Ancona, 4 aprile 2013 - Sono oltre duemilatrecentoquindici le mamme lavoratrici che nel quadriennio 2009-12 hanno lasciato il lavoro durante la gravidanza o subito dopo la nascita di un figlio nelle Marche, di cui 565 nel 2012. Dati particolarmente preoccupanti in questo momento di crisi economica e occupazionale.

Secondo i dati forniti dalla Direzione Regionale del Lavoro ed elaborati dalla CGIL Marche, nel 2011, 565 lavoratrici si sono dimesse “volontariamente” nel primo anno di vita del bambino, che la legge 92/2012 ha esteso fino ai primi 3 anni di età del figlio, andando a convalidare le dimissioni alla Direzione Provinciale del Lavoro. Ad esse si aggiunge il numero, difficile da quantificare, delle mamme lavoratrici non tenute alla convalida delle dimissioni alla Dpl, per non parlare delle tante lavoratrici precarie per le quali la maternità significa spesso la perdita di ogni speranza di rinnovo del contratto. Alle madri si aggiungono poi anche 22 padri lavoratori per un totale di 587 dimissioni nel 2012.

Si tratta di dati preoccupanti soprattutto in questo momento di crisi che penalizza particolarmente le donne. Infatti, anche nella nostra regione permane una situazione di forte incertezza nel mercato del lavoro; secondo i dati dell’Istat, nel terzo trimestre del 2012, il tasso di disoccupazione femminile ha raggiunto la quota record dell’11,9%: il valore più alto mai registrato finora, con 37 mila donne in cerca di lavoro (5mila in più rispetto allo stesso periodo dell’anno precedente). Inoltre, a seguito di crisi aziendali, nel 2012 sono state licenziate e iscritte nelle liste di mobilità 5.542 lavoratrici marchigiane, pari al 42% del totale iscritti.

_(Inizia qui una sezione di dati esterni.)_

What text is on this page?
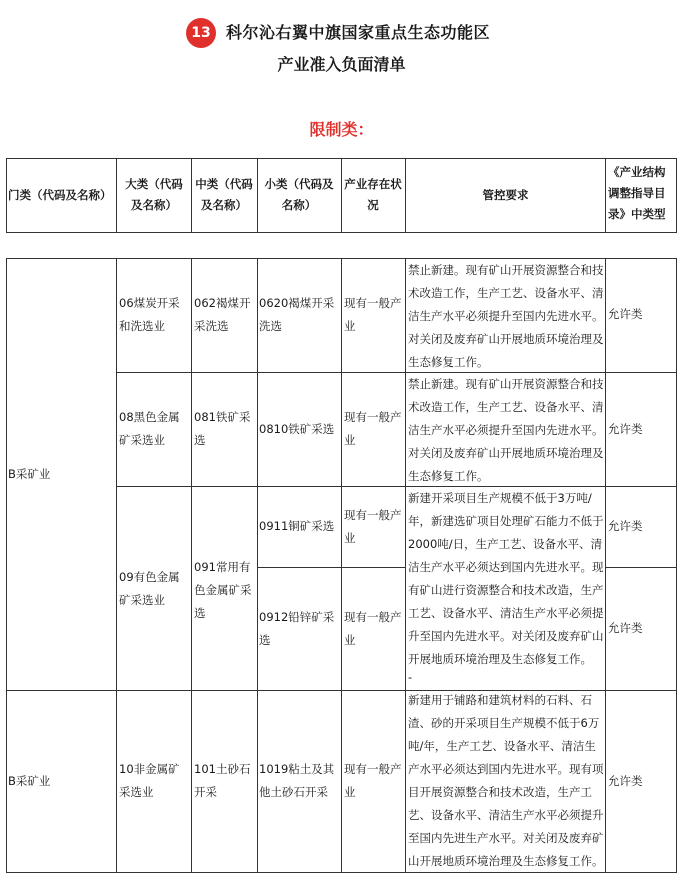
13 科尔沁右翼中旗国家重点生态功能区
产业准入负面清单
限制类：
门类（代码及名称）
大类（代码及名称）
中类（代码及名称）
小类（代码及名称）
产业存在状况
管控要求
《产业结构调整指导目录》中类型
B采矿业
B采矿业
06煤炭开采和洗选业
08黑色金属矿采选业
09有色金属矿采选业
10非金属矿采选业
062褐煤开采洗选
081铁矿采选
091常用有色金属矿采选
101土砂石开采
0620褐煤开采洗选
0810铁矿采选
0911铜矿采选
0912铅锌矿采选
1019粘土及其他土砂石开采
现有一般产业
现有一般产业
现有一般产业
现有一般产业
现有一般产业
禁止新建。现有矿山开展资源整合和技术改造工作，生产工艺、设备水平、清洁生产水平必须提升至国内先进水平。对关闭及废弃矿山开展地质环境治理及生态修复工作。
禁止新建。现有矿山开展资源整合和技术改造工作，生产工艺、设备水平、清洁生产水平必须提升至国内先进水平。对关闭及废弃矿山开展地质环境治理及生态修复工作。
新建开采项目生产规模不低于3万吨/年，新建选矿项目处理矿石能力不低于2000吨/日，生产工艺、设备水平、清洁生产水平必须达到国内先进水平。现有矿山进行资源整合和技术改造，生产工艺、设备水平、清洁生产水平必须提升至国内先进水平。对关闭及废弃矿山开展地质环境治理及生态修复工作。
-
新建用于铺路和建筑材料的石料、石渣、砂的开采项目生产规模不低于6万吨/年，生产工艺、设备水平、清洁生产水平必须达到国内先进水平。现有项目开展资源整合和技术改造，生产工艺、设备水平、清洁生产水平必须提升至国内先进生产水平。对关闭及废弃矿山开展地质环境治理及生态修复工作。
允许类
允许类
允许类
允许类
允许类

Ma chi sono le lavoratrici che lasciano il lavoro alla nascita di un figlio, soprattutto in questo momento nel quale un posto di lavoro è tanto prezioso? La maggior parte delle donne è abbastanza giovane con un’età (64,6%) e ha almeno un figlio o comunque presenta le dimissioni dopo la nascita del primo bambino (56,4%) o del secondo (31,9%).

Le imprese dalle quali le lavoratrici provengono sono prevalentemente di piccole e piccolissime dimensioni, quasi sempre non sindacalizzate e dove è maggiore il senso di isolamento e la solitudine della lavoratrice: i due terzi delle aziende che le donne lasciano quando nasce un figlio ha meno di 15 dipendenti (69,0%)e il 19,1% ha tra 16 e 50 dipendenti.

Tra i motivi della scelta di lasciare il posto di lavoro prevalgono le difficoltà connesse alla presenza, agli orari e ai costi e ai servizi: per la maggior parte delle donne la mancanza di posti nell’asilo nido, o comunque il mancato accoglimento del neonato al nido, rende incompatibile l’occupazione lavorativa e l’assistenza al bambino (25,2%). Di poco inferiore la percentuale di coloro che lasciano il lavoro non potendo contare sull’assistenza al neonato neanche da parte di una rete parentale di supporto (24,9%).

Significativo anche il numero delle donne che lascia il lavoro a causa degli elevati costi dei servizi di assistenza al bambino per asili nido, baby sitter, ecc. (8,2%) o per la mancata concessione del part time da parte dell’azienda (4,6%).

Il 10,9% delle lavoratrici si dimette per passare ad altra azienda. Ma poi c’è anche un 22,0% di donne che lascia il lavoro per dedicarsi interamente alla famiglia e in particolare alla cura dei figli.